Examining The Witnesses
The art of examining a witness effectively, especially on cross-examination takes many years to perfect. Some lawyers never fully understand and master this critical trial function. Simply asking direct questions rarely produces any favorable testimony. The witness must be carefully led into a corner where he has no other option but to admit the truth.
Moreover, examining a witness successfully often entails reviewing cumbersome documents and testimony of other witnesses. Since two people rarely recall the sequence of events exactly the same, fact witnesses can often be impeached by conflicting testimony of another fact witness who saw things differently.

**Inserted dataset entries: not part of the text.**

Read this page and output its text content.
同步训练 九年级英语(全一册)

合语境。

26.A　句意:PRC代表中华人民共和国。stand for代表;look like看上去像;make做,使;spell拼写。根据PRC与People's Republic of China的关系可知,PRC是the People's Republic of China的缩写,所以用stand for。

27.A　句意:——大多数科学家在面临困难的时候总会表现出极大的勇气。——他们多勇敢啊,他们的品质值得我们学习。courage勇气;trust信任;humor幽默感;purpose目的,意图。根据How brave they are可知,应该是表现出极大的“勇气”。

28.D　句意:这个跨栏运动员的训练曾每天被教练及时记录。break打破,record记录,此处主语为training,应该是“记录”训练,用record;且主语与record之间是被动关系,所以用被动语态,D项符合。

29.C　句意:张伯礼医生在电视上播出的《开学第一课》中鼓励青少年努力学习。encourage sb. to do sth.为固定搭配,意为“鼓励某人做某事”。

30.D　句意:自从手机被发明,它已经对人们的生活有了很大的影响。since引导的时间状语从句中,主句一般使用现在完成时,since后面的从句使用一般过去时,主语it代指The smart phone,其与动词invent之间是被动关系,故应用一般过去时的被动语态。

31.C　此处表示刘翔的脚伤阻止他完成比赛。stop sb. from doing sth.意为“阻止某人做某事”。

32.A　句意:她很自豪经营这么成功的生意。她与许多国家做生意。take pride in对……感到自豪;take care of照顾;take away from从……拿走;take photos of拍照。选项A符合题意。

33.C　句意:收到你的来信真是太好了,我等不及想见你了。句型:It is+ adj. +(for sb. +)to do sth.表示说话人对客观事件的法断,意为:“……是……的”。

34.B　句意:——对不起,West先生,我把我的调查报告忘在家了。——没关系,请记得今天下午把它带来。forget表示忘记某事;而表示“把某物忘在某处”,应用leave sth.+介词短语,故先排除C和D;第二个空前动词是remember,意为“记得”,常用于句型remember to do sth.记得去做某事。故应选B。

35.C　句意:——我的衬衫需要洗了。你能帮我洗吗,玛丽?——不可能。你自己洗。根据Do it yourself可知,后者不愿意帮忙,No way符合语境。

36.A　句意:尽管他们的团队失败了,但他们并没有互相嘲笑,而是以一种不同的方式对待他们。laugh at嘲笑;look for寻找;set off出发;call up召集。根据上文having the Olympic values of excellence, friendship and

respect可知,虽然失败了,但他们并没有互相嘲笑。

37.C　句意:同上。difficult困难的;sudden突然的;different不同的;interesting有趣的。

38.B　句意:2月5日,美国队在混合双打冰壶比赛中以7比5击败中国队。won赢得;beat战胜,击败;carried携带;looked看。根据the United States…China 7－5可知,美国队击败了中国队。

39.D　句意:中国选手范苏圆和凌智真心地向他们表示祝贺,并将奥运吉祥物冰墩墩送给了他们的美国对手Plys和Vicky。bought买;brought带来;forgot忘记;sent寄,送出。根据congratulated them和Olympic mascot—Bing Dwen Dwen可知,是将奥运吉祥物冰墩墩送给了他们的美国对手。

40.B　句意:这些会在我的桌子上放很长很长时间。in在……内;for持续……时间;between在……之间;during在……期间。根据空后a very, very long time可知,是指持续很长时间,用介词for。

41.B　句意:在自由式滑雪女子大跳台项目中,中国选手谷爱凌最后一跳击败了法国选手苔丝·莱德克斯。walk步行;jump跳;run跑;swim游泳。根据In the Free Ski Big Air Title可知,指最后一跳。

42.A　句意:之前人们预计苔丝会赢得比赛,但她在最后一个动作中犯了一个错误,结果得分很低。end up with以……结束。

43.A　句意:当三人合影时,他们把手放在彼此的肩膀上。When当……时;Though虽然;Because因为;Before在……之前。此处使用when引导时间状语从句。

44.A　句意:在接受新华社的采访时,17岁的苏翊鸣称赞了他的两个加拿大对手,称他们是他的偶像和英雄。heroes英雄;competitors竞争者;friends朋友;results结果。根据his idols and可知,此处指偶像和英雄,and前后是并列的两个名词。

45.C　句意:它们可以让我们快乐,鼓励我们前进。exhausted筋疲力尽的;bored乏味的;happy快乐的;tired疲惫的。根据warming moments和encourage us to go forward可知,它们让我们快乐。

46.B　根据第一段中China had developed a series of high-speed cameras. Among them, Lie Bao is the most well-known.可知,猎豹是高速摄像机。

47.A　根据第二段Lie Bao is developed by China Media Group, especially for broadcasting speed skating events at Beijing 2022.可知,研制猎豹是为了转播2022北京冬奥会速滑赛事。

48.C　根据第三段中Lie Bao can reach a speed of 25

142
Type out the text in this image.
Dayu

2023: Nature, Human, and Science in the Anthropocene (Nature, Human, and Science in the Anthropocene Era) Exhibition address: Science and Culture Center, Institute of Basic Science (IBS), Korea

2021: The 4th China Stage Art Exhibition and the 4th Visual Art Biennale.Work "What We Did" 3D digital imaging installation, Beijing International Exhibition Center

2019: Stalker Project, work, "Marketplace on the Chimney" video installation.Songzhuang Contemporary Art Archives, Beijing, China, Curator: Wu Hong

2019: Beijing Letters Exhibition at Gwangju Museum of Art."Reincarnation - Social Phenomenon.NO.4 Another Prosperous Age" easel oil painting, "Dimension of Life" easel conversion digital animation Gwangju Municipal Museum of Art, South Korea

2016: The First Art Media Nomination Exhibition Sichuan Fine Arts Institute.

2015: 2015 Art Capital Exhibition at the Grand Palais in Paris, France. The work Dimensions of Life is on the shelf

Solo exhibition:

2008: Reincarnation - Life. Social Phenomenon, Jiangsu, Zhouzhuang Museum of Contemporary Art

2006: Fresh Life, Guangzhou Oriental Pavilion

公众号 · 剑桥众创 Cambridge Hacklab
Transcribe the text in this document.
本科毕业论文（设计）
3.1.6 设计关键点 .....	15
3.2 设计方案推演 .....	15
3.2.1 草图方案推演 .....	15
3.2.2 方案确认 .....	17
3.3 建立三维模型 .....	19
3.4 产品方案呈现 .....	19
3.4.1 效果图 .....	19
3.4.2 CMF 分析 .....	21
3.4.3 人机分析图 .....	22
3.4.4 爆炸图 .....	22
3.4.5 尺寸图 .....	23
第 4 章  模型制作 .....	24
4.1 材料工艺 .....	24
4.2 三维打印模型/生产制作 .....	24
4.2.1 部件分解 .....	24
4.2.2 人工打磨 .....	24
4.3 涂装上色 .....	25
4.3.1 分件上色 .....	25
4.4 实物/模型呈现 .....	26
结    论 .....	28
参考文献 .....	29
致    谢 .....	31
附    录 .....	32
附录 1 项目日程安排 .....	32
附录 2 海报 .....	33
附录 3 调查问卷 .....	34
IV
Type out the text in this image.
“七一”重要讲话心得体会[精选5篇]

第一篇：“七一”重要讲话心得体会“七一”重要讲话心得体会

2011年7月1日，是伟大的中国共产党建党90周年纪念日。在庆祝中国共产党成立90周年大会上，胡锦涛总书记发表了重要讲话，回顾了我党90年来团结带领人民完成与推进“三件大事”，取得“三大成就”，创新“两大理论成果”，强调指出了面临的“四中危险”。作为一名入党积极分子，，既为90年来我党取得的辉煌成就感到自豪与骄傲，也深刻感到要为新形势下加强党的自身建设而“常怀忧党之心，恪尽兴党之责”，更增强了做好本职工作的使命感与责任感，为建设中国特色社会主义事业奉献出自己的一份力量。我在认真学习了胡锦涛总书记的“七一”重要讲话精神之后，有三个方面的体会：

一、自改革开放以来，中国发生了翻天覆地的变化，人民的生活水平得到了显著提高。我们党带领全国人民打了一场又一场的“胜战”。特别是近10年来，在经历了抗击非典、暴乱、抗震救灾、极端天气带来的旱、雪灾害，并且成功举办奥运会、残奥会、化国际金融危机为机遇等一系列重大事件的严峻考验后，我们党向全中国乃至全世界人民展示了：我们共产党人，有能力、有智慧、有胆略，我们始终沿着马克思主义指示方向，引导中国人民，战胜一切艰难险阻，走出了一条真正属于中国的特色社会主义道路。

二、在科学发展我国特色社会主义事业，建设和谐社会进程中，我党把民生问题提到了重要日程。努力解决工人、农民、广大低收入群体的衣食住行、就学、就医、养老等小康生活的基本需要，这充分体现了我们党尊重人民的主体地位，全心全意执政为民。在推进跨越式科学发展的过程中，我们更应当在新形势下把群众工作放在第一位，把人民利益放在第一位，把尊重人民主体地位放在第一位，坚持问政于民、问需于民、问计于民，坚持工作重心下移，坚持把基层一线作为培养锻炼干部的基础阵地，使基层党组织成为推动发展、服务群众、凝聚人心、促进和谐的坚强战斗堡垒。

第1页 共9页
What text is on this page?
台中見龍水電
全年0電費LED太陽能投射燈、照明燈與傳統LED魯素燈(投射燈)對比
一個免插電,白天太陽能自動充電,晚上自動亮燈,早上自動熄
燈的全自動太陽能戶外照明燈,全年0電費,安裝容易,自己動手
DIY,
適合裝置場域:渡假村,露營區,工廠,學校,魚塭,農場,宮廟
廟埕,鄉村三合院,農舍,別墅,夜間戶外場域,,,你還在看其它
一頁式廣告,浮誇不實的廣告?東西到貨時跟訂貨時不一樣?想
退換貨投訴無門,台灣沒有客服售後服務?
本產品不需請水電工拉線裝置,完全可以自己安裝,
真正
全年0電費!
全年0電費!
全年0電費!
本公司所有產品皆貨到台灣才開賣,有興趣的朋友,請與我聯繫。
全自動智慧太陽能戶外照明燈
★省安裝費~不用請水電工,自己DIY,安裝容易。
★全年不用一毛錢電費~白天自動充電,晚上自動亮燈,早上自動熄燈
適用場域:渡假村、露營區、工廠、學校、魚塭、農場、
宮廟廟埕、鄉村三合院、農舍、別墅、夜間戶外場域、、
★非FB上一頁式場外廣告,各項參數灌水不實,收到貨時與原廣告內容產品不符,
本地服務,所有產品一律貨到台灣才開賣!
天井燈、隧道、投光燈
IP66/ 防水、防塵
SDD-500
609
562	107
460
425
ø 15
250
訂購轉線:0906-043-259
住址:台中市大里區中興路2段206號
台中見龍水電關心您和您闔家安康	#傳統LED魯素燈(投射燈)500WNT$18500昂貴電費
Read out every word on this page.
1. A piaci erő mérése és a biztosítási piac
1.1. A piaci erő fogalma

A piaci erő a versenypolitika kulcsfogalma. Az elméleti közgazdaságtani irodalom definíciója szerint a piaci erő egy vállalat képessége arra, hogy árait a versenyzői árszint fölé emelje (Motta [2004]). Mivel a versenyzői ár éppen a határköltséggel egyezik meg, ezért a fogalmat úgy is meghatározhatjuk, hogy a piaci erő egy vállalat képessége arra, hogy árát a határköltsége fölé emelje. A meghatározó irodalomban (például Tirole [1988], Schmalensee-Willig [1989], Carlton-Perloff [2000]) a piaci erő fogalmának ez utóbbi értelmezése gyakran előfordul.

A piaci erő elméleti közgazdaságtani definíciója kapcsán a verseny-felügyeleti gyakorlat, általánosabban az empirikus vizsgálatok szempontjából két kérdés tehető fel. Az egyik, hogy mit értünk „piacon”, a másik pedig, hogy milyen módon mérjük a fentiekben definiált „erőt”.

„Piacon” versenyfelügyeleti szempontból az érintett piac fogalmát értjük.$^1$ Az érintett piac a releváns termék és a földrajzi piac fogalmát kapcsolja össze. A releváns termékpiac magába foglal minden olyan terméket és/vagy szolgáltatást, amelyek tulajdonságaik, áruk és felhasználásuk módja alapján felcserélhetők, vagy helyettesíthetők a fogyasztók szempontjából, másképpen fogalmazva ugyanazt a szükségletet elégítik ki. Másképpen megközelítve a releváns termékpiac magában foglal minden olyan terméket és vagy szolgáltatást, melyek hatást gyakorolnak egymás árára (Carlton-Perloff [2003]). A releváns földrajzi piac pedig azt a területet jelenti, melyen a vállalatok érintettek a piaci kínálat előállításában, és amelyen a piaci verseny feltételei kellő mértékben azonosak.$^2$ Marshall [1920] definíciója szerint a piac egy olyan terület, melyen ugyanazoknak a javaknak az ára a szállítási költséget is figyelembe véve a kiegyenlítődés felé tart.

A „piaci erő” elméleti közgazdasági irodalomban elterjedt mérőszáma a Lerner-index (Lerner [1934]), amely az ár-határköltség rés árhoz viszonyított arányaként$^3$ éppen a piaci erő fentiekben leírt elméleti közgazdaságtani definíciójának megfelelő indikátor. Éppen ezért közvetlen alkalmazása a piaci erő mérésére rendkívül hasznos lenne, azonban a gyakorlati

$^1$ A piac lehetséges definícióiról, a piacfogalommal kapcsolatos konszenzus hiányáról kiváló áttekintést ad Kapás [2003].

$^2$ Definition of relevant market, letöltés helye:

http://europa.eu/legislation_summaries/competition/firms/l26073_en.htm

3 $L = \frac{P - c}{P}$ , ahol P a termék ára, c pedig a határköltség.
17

Moreover, witnesses may not be aware that documents generated or produced by the company or other entity completely invalidate their testimony.
Although it is potentially very risky, some lawyers, for tactical reasons, simply choose not to depose every witness before trial. Often, the witness’ spontaneous reaction to the questions presented at trial provide the jury with powerful insight into the witness’ true feelings about the issues. Only the most skilled trial lawyers consistently perform this strategy.
Whatever style utilized by the attorney, a successful examination of witnesses begins and ends with preparation. This is because even the most prepared attorneys encounter unexpected responses and actions of witnesses at trial. The attorney’s natural instincts and abilities to spontaneously respond to these situations will determine that fine line between success and failure.